Effect of Spray Drying Conditions on the Physicochemical, Thermal, and Microstructural Properties of Coffee Mucilage Powder (Coffea arabica - Castillo)

Juan David Rivera Escobar^1,2*JOSE HOYOS¹Diego Fernando Roa-Acosta¹Jhan Carlos Delgado¹Victor Hugo Rosero¹Gerardo Andres Torres¹

• ¹University of Cauca, Popayán, Colombia
• ²Universidad Icesi, Cali, Colombia

This study evaluated the effects of different spray drying (SD) conditions on the physicochemical, thermal and microstructural properties of coffee mucilage powder (CMP). The mucilage was obtained through enzymatic hydrolysis using pectinases, which broke down the mucilage structure by hydrolyzing α-1,4 glycosidic bonds. A central composite rotatable design was used to assess the effects of inlet air temperature (115.85 °C to 144.14 °C) and feed flow (0.23 L/h to 0.66 L/h) on the response variables. Results showed that SD conditions significantly impacted phenolic content and antioxidant capacity. Increased temperature led to a significant rise in both phenolic content and antioxidant activity, with temperature being a more influential factor than feed flow. Lower feed flow resulted in smaller droplet sizes, which enhanced dehydration efficiency and preserved higher phenolic content.

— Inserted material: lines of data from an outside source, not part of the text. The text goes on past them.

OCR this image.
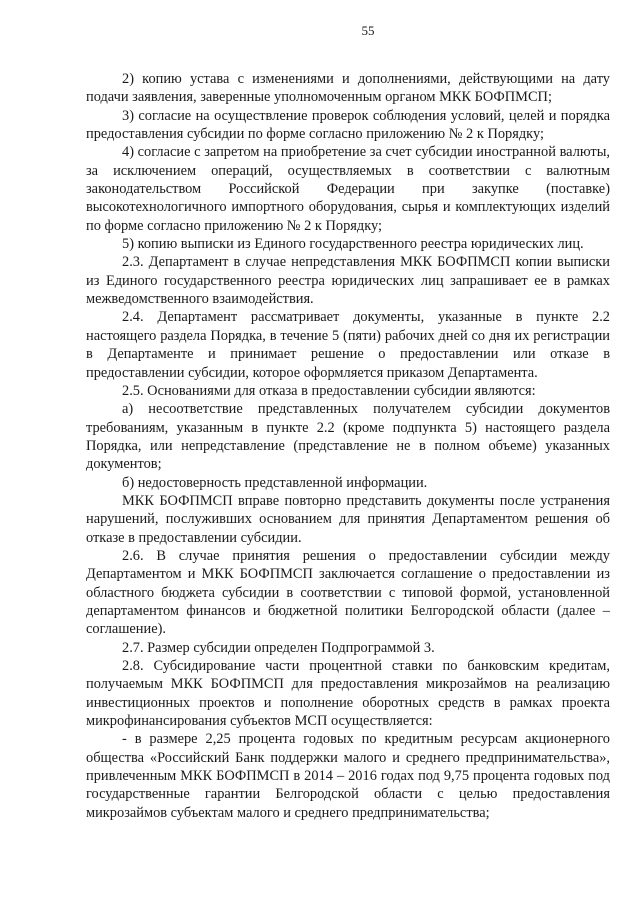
55

2) копию устава с изменениями и дополнениями, действующими на дату подачи заявления, заверенные уполномоченным органом МКК БОФПМСП;

3) согласие на осуществление проверок соблюдения условий, целей и порядка предоставления субсидии по форме согласно приложению № 2 к Порядку;

4) согласие с запретом на приобретение за счет субсидии иностранной валюты, за исключением операций, осуществляемых в соответствии с валютным законодательством Российской Федерации при закупке (поставке) высокотехнологичного импортного оборудования, сырья и комплектующих изделий по форме согласно приложению № 2 к Порядку;

5) копию выписки из Единого государственного реестра юридических лиц.

2.3. Департамент в случае непредставления МКК БОФПМСП копии выписки из Единого государственного реестра юридических лиц запрашивает ее в рамках межведомственного взаимодействия.

2.4. Департамент рассматривает документы, указанные в пункте 2.2 настоящего раздела Порядка, в течение 5 (пяти) рабочих дней со дня их регистрации в Департаменте и принимает решение о предоставлении или отказе в предоставлении субсидии, которое оформляется приказом Департамента.

2.5. Основаниями для отказа в предоставлении субсидии являются:

а) несоответствие представленных получателем субсидии документов требованиям, указанным в пункте 2.2 (кроме подпункта 5) настоящего раздела Порядка, или непредставление (представление не в полном объеме) указанных документов;

б) недостоверность представленной информации.

МКК БОФПМСП вправе повторно представить документы после устранения нарушений, послуживших основанием для принятия Департаментом решения об отказе в предоставлении субсидии.

2.6. В случае принятия решения о предоставлении субсидии между Департаментом и МКК БОФПМСП заключается соглашение о предоставлении из областного бюджета субсидии в соответствии с типовой формой, установленной департаментом финансов и бюджетной политики Белгородской области (далее – соглашение).

2.7. Размер субсидии определен Подпрограммой 3.

2.8. Субсидирование части процентной ставки по банковским кредитам, получаемым МКК БОФПМСП для предоставления микрозаймов на реализацию инвестиционных проектов и пополнение оборотных средств в рамках проекта микрофинансирования субъектов МСП осуществляется:

- в размере 2,25 процента годовых по кредитным ресурсам акционерного общества «Российский Банк поддержки малого и среднего предпринимательства», привлеченным МКК БОФПМСП в 2014 – 2016 годах под 9,75 процента годовых под государственные гарантии Белгородской области с целью предоставления микрозаймов субъектам малого и среднего предпринимательства;
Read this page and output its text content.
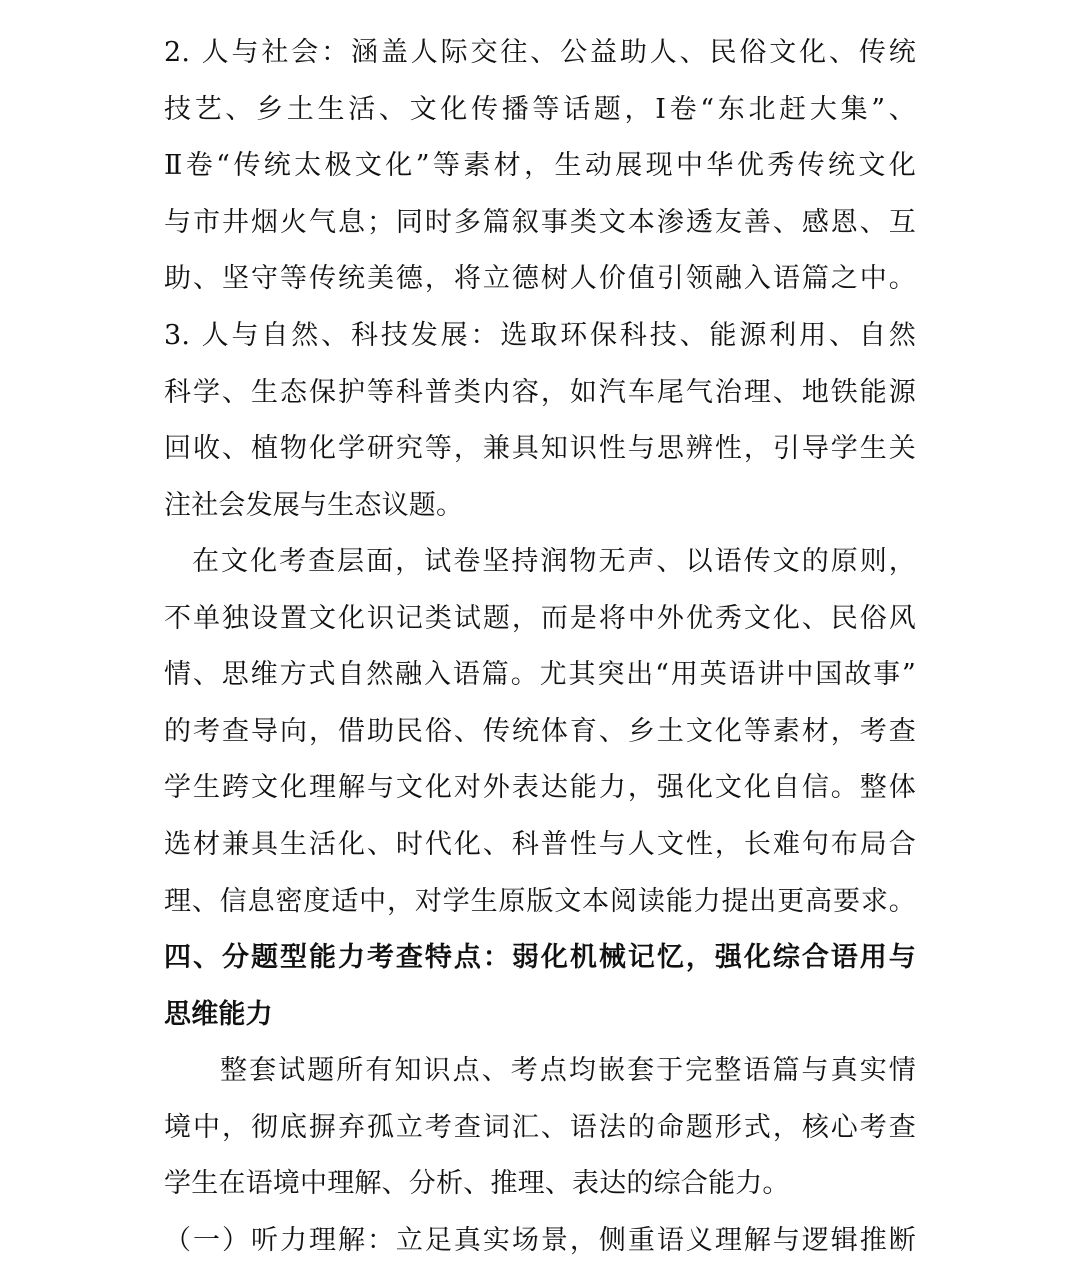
2. 人与社会：涵盖人际交往、公益助人、民俗文化、传统
技艺、乡土生活、文化传播等话题，Ⅰ卷“东北赶大集”、
Ⅱ卷“传统太极文化”等素材，生动展现中华优秀传统文化
与市井烟火气息；同时多篇叙事类文本渗透友善、感恩、互
助、坚守等传统美德，将立德树人价值引领融入语篇之中。
3. 人与自然、科技发展：选取环保科技、能源利用、自然
科学、生态保护等科普类内容，如汽车尾气治理、地铁能源
回收、植物化学研究等，兼具知识性与思辨性，引导学生关
注社会发展与生态议题。
在文化考查层面，试卷坚持润物无声、以语传文的原则，
不单独设置文化识记类试题，而是将中外优秀文化、民俗风
情、思维方式自然融入语篇。尤其突出“用英语讲中国故事”
的考查导向，借助民俗、传统体育、乡土文化等素材，考查
学生跨文化理解与文化对外表达能力，强化文化自信。整体
选材兼具生活化、时代化、科普性与人文性，长难句布局合
理、信息密度适中，对学生原版文本阅读能力提出更高要求。
四、分题型能力考查特点：弱化机械记忆，强化综合语用与
思维能力
整套试题所有知识点、考点均嵌套于完整语篇与真实情
境中，彻底摒弃孤立考查词汇、语法的命题形式，核心考查
学生在语境中理解、分析、推理、表达的综合能力。
（一）听力理解：立足真实场景，侧重语义理解与逻辑推断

The phenolic content ranged from 135.53 mg GAE/100 g to 165.88 mg GAE/100 g, and antioxidant capacity measured by FRAP, ABTS, and DPPH assays followed similar trends. The glass transition temperature (Tg) of CMP was measured by differential scanning calorimetry (DSC), with values ranging from 61.09 °C to 62.18 °C, showing no significant differences among treatments. Particle size and morphology analysis using scanning electron microscopy (SEM) showed that particles were mostly spherical with corrugated surfaces, with particle size ranging from 14.93 µm² to 22.03 µm². Higher feed flow resulted in larger particles, while higher temperatures produced smaller particles. The study also assessed CMP stability in aqueous solutions at different pH values by measuring Zeta potential (PZ) and hydrodynamic particle diameter (HPD) across a pH range of 3.0 to 9.0. Additionally, water absorption isotherms were constructed using the BET and GAB models, showing high hygroscopicity. Temperature significantly affected the monolayer moisture content (Xm) and absorption energy (C), indicating reduced affinity for water at higher temperatures. This study provides insights into SD conditions to preserve the bioactive properties of coffee mucilage, improving the thermal stability and microstructure of CMP, making it a valuable ingredient for food formulations and coffee byproduct valorization.